Shanghai: Experiment Freihandelszone

In Shanghai startet an diesem Wochenende ein neues wirtschaftliches Experiment, das von staatlichen chinesischen Medien als Meilenstein in Chinas wirtschaftlicher Öffnungspolitik gefeiert wird. Im Finanzviertel Pudong soll eine Freihandelszone entstehen, in der künftig viel liberalere wirtschaftliche Regeln gelten als im Rest Chinas.

Mittagsjournal, 27.9.2013

Begrenzte Freiheit

Ausländer sollen sich in der neuen Freihandelszone von Shanghai wie zuhause fühlen, werden hochrangige Regierungsmitarbeiter anonym zitiert. Und dazu gehört eben auch, dass sie Angebote wie Facebook, Twitter oder die Online-Dienste der New York Times nutzen können, die derzeit von Chinas großer Firewall blockiert werden. Andere Medienberichte bezweifeln jedoch, dass diese Information stimmt. Vieles scheint im Fluss. Selbst wenn die Internetzensur in der neuen Wirtschaftszone fallen sollte - im Rest Chinas werden die Zensurbestimmungen sicher nicht gelockert werden.

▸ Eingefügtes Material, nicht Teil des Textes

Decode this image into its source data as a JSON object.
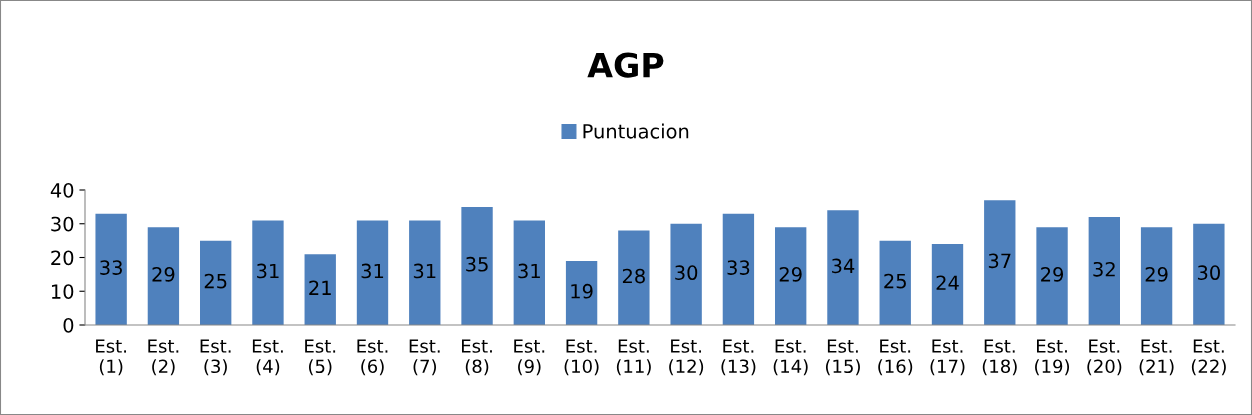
{
  "chart_data": {
    "type": "bar",
    "title": "AGP",
    "categories": [
      "Est.\n(1)",
      "Est.\n(2)",
      "Est.\n(3)",
      "Est.\n(4)",
      "Est.\n(5)",
      "Est.\n(6)",
      "Est.\n(7)",
      "Est.\n(8)",
      "Est.\n(9)",
      "Est.\n(10)",
      "Est.\n(11)",
      "Est.\n(12)",
      "Est.\n(13)",
      "Est.\n(14)",
      "Est.\n(15)",
      "Est.\n(16)",
      "Est.\n(17)",
      "Est.\n(18)",
      "Est.\n(19)",
      "Est.\n(20)",
      "Est.\n(21)",
      "Est.\n(22)"
    ],
    "series": [
      {
        "name": "Puntuacion",
        "color": "#4f81bd",
        "values": [
          33,
          29,
          25,
          31,
          21,
          31,
          31,
          35,
          31,
          19,
          28,
          30,
          33,
          29,
          34,
          25,
          24,
          37,
          29,
          32,
          29,
          30
        ]
      }
    ],
    "ylim": [
      0,
      40
    ],
    "yticks": [
      0,
      10,
      20,
      30,
      40
    ],
    "grid": false,
    "legend": "top",
    "data_labels": true
  }
}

Lieblingsprojekt des neuen Premierministers

Trotzdem soll die 29 Quadratkilometer große künftige Freihandelszone ein Pilotprojekt für Chinas weitere wirtschaftliche Öffnung sein. Ausländische Banken sollen Offshore-Geschäfte durchführen können, Kreditinstitute generell die Zinsen nach Marktgesetzen festlegen dürfen. Der Yuan soll relativ frei konvertierbar sein. Derzeit ist es Chinesen nicht gestattet, pro Jahr mehr als den Gegenwert von 50.000 US-Dollar ihrer Landeswährung in ausländische Währungen umzuwechseln. Die Unternehmenssteuer soll von 25 auf 15 Prozent gesenkt, die bürokratischen Hürden sollen deutlich verringert werden.

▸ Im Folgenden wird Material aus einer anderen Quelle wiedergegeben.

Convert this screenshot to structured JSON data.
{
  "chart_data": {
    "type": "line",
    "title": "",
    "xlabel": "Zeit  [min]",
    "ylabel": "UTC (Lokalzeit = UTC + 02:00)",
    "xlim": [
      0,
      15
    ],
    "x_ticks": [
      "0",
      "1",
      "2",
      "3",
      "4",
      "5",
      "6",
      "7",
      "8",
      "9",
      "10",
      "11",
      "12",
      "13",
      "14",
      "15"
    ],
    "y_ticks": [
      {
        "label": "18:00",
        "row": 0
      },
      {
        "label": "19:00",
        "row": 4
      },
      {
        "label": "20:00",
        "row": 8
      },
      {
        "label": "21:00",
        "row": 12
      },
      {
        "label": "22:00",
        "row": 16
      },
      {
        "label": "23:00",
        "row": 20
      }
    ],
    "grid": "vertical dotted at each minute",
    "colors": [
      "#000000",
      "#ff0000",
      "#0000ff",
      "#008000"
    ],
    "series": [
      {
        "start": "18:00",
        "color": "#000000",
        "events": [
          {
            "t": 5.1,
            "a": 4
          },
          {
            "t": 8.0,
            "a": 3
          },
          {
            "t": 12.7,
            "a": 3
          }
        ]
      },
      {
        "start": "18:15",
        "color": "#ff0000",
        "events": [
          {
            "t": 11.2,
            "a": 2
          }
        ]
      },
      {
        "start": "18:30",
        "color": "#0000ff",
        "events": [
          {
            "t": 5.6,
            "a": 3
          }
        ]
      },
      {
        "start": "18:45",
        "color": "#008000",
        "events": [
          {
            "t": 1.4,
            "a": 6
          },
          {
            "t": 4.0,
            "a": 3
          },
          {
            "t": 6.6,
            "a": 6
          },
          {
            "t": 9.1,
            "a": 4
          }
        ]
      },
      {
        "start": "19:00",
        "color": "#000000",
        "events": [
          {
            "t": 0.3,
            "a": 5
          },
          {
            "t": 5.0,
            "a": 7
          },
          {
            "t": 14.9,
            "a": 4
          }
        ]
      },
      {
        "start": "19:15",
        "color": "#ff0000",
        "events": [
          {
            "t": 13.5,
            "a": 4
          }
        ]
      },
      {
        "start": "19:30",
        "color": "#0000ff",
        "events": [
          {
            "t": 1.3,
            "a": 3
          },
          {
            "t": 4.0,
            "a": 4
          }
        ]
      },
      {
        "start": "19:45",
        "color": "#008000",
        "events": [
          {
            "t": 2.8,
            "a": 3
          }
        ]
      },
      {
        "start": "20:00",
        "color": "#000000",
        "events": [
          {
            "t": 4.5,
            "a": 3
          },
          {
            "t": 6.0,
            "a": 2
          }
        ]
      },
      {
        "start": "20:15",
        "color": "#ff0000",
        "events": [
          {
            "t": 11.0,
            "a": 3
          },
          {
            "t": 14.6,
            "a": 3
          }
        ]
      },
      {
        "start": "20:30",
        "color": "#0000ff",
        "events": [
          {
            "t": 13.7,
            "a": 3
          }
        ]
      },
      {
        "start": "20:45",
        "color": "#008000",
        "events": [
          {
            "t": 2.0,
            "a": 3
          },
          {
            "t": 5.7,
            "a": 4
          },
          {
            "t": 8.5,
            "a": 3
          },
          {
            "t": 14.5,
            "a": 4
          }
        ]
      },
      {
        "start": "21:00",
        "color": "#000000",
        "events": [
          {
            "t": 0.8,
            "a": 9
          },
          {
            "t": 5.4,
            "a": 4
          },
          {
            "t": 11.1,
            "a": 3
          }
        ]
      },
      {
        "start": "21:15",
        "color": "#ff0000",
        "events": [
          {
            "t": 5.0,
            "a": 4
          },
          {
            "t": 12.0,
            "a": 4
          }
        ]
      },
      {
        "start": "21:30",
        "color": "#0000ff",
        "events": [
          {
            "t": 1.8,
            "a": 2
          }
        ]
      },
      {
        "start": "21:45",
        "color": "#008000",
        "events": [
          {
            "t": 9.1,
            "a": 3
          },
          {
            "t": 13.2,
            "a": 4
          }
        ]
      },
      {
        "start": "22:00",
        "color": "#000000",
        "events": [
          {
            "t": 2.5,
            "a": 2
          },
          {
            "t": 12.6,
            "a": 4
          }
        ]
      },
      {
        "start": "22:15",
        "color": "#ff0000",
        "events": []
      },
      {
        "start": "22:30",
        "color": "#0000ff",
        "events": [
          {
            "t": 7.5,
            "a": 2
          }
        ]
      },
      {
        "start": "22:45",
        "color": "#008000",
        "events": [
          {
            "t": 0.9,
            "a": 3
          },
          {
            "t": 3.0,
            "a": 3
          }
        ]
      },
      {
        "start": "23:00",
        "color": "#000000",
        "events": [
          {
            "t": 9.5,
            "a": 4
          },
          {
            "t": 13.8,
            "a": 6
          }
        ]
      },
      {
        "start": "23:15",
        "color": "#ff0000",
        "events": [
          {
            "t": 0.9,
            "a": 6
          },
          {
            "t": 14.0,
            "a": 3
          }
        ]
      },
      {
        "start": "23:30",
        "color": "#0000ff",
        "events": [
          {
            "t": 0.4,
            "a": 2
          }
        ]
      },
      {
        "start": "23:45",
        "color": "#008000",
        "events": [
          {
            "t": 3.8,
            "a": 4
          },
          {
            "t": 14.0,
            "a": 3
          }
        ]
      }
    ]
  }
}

Die Freihandelszone in Shanghai gilt als Lieblingsprojekt des neuen Premierministers Li Keqiang, der bei seiner Antrittsrede umfangreiche wirtschaftliche Reformen versprochen hat: "Manchmal ist das Aufwühlen von Sonderinteressen schwieriger als das Aufwühlen der Seele. Aber wie tief das Wasser auch ist, wir müssen hinein, zu Reformen gibt es keine Alternative. Das Schicksal unseres Landes, die Zukunft unserer Nation hängt davon ab."

Widerstand von allen Seiten

Kritiker des Premierministers haben massiv Widerstand gegen das Projekt von Shanghai geleistet. Dem linken Parteiflügel sind liberale Wirtschaftsreformen ohnehin ein Dorn im Auge. Als Reformbremser gelten aber auch die Kapitäne der staatlichen Banken und großen Staatsbetriebe, die über ihre engen Beziehungen zur Partei bisher wirtschaftliche Pfründe genossen haben. Mehr Transparenz und Wettbewerb können sie wenig abgewinnen.

Auch wenn jüngst eine neue Kampagne gegen freie Meinungsäußerung im Internet rollt, auch wenn wieder einmal westliche Werte von der Parteipropaganda verteufelt werden und wenig darauf hindeutet, dass Chinas neue Führer ernsthaft politische Reformen planen.

Reformen nötig

Was Chinas Wirtschaft angeht, scheinen Präsident Xi Jinping und sein Premierminister entschlossen, der Öffnungspolitik einen weiteren Schub zu geben nachdem die letzte Generation an Führern in den vergangenen 10 Jahren wirtschaftspolitisch kaum etwas weitergebracht hat. Chinas Wirtschaft hängt zu stark von Exporten und staatlichen Investitionen ab. Chinesen konsumieren zu wenig, Banken bevorzugen Staatsbetriebe und knebeln private Unternehmer, die Provinzen stöhnen unter immer höheren Schulden. Chinas wirtschaftliches Erfolgsmodell ist angezählt. Das Projekt in Shanghai dient als neues Experiment. Nur, ob es so wie angekündigt verwirklicht wird, ist unklar. Und hängt letztlich davon ab, ob sich die Reformkräfte auf Dauer gegenüber Betonköpfen und Bremsern durchsetzen können.